Acta Neuropathologica | 2010
Rakhi Sharma; Marie-Therese Fischer; Jan Bauer; Paul A. Felts; Kenneth J. Smith; Tatsuro Misu; Kazuo Fujihara; Monika Bradl; Hans Lassmann
Primary loss and dysfunction of astrocytes may trigger demyelination, as seen in neuromyelitis optica, an inflammatory disease of the central nervous system. In most patients affected by this disease, injury to astrocytes is initiated by the action of autoantibodies targeting aquaporin 4 (AQP-4), a water channel on astrocytes. We show here that damage of astrocytes and subsequent demyelination can also occur in the absence of autoantibody-mediated mechanisms.

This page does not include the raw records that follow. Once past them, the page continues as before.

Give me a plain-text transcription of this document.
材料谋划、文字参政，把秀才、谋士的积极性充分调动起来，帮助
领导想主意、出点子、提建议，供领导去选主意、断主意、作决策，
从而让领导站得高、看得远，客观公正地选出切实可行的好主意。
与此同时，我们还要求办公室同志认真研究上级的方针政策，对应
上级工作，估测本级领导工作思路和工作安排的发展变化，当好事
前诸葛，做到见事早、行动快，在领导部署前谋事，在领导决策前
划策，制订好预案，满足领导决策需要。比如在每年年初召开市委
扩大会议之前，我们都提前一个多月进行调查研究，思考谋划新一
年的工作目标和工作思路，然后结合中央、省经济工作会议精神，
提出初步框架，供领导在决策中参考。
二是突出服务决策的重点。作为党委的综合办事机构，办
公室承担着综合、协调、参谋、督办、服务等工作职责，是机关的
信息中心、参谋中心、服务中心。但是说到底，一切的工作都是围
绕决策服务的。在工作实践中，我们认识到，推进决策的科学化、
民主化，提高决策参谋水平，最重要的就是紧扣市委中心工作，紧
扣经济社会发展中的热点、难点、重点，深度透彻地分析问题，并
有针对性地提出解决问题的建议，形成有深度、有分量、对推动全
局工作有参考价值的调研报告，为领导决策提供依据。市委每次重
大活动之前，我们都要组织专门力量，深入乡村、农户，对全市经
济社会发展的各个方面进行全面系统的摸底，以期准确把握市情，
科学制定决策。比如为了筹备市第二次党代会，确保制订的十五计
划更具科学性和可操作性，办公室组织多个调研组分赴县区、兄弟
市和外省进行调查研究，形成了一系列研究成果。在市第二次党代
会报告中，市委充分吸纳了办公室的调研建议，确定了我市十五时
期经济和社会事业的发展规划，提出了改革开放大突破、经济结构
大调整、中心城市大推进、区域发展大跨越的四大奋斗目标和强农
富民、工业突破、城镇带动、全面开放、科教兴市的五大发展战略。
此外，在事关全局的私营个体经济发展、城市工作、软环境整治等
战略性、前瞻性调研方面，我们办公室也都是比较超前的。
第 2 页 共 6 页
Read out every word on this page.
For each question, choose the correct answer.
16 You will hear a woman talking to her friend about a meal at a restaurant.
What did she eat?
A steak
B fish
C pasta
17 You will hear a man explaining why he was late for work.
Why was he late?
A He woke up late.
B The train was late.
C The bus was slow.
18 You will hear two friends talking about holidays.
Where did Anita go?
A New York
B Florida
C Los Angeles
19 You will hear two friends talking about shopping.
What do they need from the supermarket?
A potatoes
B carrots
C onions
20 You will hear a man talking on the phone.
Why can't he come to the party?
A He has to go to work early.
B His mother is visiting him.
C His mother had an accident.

Following injection of lipopolysaccharide into the white matter initial microglia activation is followed by a functional disturbance of astrocytes, mainly reflected by retraction of astrocytic foot processes at the glia limitans and loss of AQP-4 and connexins, which are involved in the formation of gap junctions between astrocytes and oligodendrocytes. Demyelination and oligodendrocyte degeneration in this model follows astrocyte pathology. Similar structural abnormalities were also seen in a subset of active lesions in multiple sclerosis. Our studies suggest that astrocyte injury may be an important early step in the cascade of lesion formation in brain inflammation.